O compliance tem se consolidado como um elemento central da governança corporativa, indo além do cumprimento de normas para atuar de forma estratégica na prevenção de riscos e na construção de uma cultura organizacional ética e transparente.
Para explorar esse tema, o Blog IBGC conversou com Ana Novaes, conselheira de administração da Neogrid, que compartilhou reflexões sobre a o papel do compliance nas organizações. Confira a seguir.
BLOG IBGC: Na sua visão, qual é o papel do compliance na prevenção de riscos e na criação de uma cultura organizacional mais ética e transparente?
Ana Novaes: Fundamental. Afinal a área de compliance numa empresa é responsável justamente por buscar assegurar que a companhia e seus colaboradores cumpram as normas legais e as da companhia, como o seu código de conduta.
É importante pontuar que houve uma mudança grande na percepção do papel do compliance ao longo do tempo. Antes, era frequentemente visto apenas como uma função “de controle”. Hoje, o papel é mais amplo, pois, nas organizações mais maduras, o compliance tornou-se um elemento central de governança, gestão de riscos, e a prevenção de eventos que possam causar riscos reputacionais. O compliance também ajuda na construção da cultura organizacional.

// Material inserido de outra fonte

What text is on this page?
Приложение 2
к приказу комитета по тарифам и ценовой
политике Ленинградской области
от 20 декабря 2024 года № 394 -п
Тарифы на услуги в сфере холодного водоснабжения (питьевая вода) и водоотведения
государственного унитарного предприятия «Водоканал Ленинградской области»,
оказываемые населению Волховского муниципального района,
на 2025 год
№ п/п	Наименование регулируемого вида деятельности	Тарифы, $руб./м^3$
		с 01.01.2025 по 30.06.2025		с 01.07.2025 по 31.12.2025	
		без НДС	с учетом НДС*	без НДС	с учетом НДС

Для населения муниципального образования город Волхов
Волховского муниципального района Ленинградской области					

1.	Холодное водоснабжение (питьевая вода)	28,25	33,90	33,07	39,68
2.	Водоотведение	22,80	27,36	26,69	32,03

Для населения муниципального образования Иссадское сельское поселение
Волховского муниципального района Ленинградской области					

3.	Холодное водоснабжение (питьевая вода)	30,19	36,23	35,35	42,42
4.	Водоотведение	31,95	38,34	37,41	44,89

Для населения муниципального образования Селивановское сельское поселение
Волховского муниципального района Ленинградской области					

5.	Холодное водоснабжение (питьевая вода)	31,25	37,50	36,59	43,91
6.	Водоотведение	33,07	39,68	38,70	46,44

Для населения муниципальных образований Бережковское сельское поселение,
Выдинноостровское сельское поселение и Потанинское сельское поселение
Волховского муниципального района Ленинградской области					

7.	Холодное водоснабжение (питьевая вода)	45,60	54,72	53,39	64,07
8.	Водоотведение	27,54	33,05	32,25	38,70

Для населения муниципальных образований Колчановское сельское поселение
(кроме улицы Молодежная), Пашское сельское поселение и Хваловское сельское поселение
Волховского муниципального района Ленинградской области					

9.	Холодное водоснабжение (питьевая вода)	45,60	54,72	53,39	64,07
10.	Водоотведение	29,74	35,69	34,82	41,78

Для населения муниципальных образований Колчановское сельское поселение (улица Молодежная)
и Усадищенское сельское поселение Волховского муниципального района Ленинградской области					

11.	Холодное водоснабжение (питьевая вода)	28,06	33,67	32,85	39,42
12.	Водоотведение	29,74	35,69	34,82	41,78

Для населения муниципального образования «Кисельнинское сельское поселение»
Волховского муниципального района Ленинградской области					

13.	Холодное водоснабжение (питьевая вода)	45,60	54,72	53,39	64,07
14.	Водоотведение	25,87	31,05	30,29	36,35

Quando os colaboradores têm consciência de que há políticas e procedimentos efetivos para endereçar pontos como políticas de presentes e hospitalidade, regras para relacionamento com autoridades e regras para partes relacionadas, aprovações e alçadas e due diligence de terceiros, a cultura organizacional para prevenir desvios se fortalece.
Quais são os principais erros que as organizações cometem ao tratar o compliance apenas como uma exigência formal, e não como uma prática preventiva contínua?
O compliance não é um projeto que se implementa, estático. Deve ser visto como um processo contínuo de melhorias, vivo e que se adapta a novas circunstâncias.
Um erro comum é ter políticas e documentos escritos de forma burocrática que vem de cima, frequentemente com apoio de escritórios de advocacia externos que não conhecem a cultura ou a realidade da empresa. Ou seja, é um “cheque a caixinha”.
Se o conselho e a alta administração não demonstram preocupação com o tema, é difícil difundir uma cultura forte de compliance. O exemplo deve vir de cima. Se a alta administração está atenta ao compliance e se preocupa com a sua efetividade, os colaboradores percebem esse padrão e que essa cultura deve ser incorporada no seu dia a dia, na sua atitude e que a coisa é para valer e não para “inglês ver”.
Como conselhos podem influenciar de forma prática a efetividade dos programas de compliance e das estratégias de prevenção dentro das instituições?
O principal é dar o exemplo. Não abrir exceções e não pactuar com práticas que podem ser vistas como uma infração ao compliance. É importante valorizar o diretor de compliance e o de auditoria interna. É preciso garantir a independência deles e que eles reportem diretamente para o conselho ou para o comitê de auditoria. Uma boa prática é a participação deles como ouvintes na reunião do conselho. Assim, eles saberão da estratégia e dos valores da administração. Não é comum, mas é uma ótima prática.
Quais tendências você observa para o fortalecimento da prevenção por meio do compliance, especialmente com o uso de tecnologia, dados e capacitação de pessoas?
O uso da tecnologia permite às empresas dependerem menos da análise de documentos físicos e atuar mais preventivamente, com o uso de ferramentas de tecnologia.
Com base na análise de dados, é possível identificar, por exemplo, padrões anômalos, conflitos de interesse, pagamentos incomuns, comportamentos fora do padrão, enfim, sinais que podem indicar uma fraude potencial. Dependendo da maturidade da empresa e de suas ferramentas, pode-se detectar, lavagem de dinheiro, padrões suspeitos, infrações à política de contratação de fornecedores e outros. Ferramentas também podem ajudar na due dilligence e no background check de colaboradores.
Um ponto importante, é que o compliance deixou de ser uma preocupação estática, em silos, por exemplo, no jurídico, na auditoria, na cibersegurança, cada um com suas regras. Hoje, o compliance deve ter uma gestão de risco integrada, pois, um ataque cibernético tem consequências não só para a área de tecnologia, mas impacto no jurídico, áreas comerciais e gerar uma crise reputacional. Assim, dados são compartilhados, e indicadores e riscos são analisados conjuntamente.